Whether your monthly spend volume is a good fit for the card's typical target customer — entry-level cards underserve high spenders; premium cards aren't worth it at low volumes.
Before you start
The tool runs in two steps. First, it checks your income and CIBIL score against each card's published eligibility minimums and removes cards you don't qualify for — you'll see these listed separately with the exact reason. Then it scores every remaining card on five weighted dimensions: spend category match (30%), reward type preference (25%), annual fee tolerance (20%), bank preference (15%), and monthly spend tier (10%). The card with the highest total score becomes your verdict. The entire process runs in your browser — no data is stored or transmitted.
No. This tool does not perform a credit inquiry of any kind. We do not ask for your PAN number, Aadhaar, date of birth, or any personally identifiable information. You provide only a broad income range and approximate CIBIL score bracket — not your exact score. Your answers are used only during the session to compute a recommendation and are discarded when you close or refresh the page. Only a formal credit card application submitted to a bank triggers a hard inquiry on your credit report.

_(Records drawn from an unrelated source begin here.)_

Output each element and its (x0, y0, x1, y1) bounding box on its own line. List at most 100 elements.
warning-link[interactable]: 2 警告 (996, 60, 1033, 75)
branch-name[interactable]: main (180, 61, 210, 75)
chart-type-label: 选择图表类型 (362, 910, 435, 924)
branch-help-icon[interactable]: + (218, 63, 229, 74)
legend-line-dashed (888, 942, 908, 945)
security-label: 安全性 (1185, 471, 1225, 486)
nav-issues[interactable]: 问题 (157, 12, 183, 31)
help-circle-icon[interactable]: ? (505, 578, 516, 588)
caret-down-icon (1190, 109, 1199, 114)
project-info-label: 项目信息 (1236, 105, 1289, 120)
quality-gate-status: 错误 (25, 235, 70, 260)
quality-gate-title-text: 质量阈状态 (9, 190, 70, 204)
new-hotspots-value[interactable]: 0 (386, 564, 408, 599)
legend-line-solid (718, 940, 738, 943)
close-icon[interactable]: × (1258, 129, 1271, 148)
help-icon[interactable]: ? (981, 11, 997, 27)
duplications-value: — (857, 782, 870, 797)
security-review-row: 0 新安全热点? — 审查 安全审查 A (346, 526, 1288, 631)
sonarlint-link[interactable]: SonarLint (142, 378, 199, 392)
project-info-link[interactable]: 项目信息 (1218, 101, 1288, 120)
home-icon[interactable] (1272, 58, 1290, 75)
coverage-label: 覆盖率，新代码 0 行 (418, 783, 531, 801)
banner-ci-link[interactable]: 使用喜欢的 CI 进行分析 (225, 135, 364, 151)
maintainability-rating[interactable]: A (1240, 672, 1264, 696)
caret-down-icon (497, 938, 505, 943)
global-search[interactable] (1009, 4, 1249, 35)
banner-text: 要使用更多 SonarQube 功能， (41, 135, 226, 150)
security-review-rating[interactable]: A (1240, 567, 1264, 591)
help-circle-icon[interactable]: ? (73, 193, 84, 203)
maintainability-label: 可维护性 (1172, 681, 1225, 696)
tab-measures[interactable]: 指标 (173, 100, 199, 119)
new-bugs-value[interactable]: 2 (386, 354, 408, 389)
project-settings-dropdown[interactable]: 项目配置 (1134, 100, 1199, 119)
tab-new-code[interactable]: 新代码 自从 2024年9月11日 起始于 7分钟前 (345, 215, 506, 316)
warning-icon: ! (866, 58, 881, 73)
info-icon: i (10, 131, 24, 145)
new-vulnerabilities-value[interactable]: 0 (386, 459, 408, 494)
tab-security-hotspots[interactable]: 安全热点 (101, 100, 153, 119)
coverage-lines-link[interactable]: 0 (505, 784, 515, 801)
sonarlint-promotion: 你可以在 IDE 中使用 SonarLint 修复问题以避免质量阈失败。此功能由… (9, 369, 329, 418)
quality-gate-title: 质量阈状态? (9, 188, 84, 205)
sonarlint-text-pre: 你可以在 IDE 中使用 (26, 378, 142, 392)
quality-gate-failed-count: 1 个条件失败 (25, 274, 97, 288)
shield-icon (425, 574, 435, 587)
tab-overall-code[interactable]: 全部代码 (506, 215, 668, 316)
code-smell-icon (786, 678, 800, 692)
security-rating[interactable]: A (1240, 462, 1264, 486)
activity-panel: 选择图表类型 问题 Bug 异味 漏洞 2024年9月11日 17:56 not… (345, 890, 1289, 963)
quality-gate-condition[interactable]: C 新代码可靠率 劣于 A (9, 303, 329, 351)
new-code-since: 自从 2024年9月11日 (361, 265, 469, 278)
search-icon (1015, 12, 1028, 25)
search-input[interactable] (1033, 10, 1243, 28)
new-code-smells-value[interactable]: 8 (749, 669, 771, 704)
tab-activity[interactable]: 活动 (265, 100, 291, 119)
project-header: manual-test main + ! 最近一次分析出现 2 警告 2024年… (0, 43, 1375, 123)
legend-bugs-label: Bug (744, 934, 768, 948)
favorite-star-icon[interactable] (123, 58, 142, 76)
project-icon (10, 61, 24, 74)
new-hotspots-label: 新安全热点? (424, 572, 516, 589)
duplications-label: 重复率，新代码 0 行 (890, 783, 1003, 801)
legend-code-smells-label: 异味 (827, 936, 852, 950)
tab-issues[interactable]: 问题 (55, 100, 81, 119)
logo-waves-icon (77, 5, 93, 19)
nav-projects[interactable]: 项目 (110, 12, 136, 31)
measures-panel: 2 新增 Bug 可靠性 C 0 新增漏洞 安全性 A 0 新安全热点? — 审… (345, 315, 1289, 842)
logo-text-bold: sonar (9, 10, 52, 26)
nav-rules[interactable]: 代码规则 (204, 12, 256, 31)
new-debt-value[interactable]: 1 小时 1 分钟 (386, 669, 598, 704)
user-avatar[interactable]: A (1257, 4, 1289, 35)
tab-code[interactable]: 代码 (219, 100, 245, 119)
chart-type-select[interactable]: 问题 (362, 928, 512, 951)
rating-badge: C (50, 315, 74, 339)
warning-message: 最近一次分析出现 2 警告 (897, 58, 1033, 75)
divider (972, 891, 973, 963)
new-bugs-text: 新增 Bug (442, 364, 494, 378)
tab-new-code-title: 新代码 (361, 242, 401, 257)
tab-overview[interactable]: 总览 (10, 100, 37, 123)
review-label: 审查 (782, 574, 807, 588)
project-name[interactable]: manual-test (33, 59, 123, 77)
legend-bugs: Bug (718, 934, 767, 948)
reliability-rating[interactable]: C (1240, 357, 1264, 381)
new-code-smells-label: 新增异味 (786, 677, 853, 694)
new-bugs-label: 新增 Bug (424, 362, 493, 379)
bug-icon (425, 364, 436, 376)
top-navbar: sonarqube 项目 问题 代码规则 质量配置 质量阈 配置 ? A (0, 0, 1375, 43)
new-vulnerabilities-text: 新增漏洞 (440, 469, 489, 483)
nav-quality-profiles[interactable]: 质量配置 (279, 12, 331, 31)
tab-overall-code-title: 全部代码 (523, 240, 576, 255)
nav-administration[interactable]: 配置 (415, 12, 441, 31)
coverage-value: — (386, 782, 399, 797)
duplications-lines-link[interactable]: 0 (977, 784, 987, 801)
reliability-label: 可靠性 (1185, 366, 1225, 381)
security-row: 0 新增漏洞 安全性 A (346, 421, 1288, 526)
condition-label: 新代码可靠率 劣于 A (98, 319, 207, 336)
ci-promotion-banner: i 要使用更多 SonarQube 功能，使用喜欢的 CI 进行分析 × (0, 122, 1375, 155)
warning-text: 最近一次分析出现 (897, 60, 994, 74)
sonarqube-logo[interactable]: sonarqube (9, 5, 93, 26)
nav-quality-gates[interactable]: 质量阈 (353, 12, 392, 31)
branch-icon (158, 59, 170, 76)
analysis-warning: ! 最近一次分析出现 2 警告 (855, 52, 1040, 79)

You need: (1) your approximate net monthly income after tax — even a rough bracket is fine, (2) an idea of your CIBIL score — you don't need the exact number, a range like 720–750 works, (3) your primary spending category where you spend the most each month, and (4) a preference for how you want to be rewarded — cashback directly credited, or points/miles that can be redeemed for travel or vouchers. The remaining three questions — annual fee tolerance, bank preference, and monthly spend volume — are preference-based and take under 30 seconds.
Most comparison sites show you a ranked list of 20–50 cards sorted by a generic score that's the same for every visitor. SingleVerdict computes a score specifically for your income, CIBIL score, and spending profile — and shows you one recommendation, not a list. Cards you're not eligible for are filtered out before scoring, so you're never shown options you can't get. The scoring weights are fixed and identical for every user; there are no paid placements that alter the result.
Your verdict is based on the answers you provide, so the most effective way to explore alternatives is to retake the questionnaire with different inputs — for example, changing your reward type preference or annual fee tolerance. You can also visit any card's detail page directly and use the ⊕ Compare button to build a side-by-side comparison of up to 3 cards, looking at fees, reward rates, lounge access, and eligibility criteria in detail.
Yes. From your verdict page or from any card's detail page, use the ⊕ Compare button. You can add up to 3 cards to the comparison tool, which shows their annual fees, reward rates by category, lounge access, minimum income requirement, and minimum CIBIL score in a unified view. This is useful when the top two or three recommendations are close in score and you want to pick based on a specific benefit — for example, international lounge access or a specific reward redemption option.
The database currently covers 50+ Indian credit cards across major issuers including HDFC Bank, SBI Card, Axis Bank, ICICI Bank, Kotak Mahindra, American Express, IndusInd, RBL Bank, IDFC First, and Yes Bank. Card details — fees, reward rates, category bonuses, lounge access, and eligibility criteria — are updated when banks announce changes to their card products. All rates shown are indicative; confirm the current terms on the bank's official website or with the bank directly before submitting an application.
This tool uses only the published eligibility criteria — minimum income and minimum CIBIL score — to gate cards. Banks apply additional internal criteria during underwriting: your existing loan obligations and EMIs, the number of recent hard inquiries on your credit report, your relationship with the bank, internal risk scoring, and in some cases, the city you live in or your employer. Meeting the published minimums means you meet the floor, not a guarantee of approval. If you're declined, the bank's rejection reason letter will tell you exactly which criterion was not met.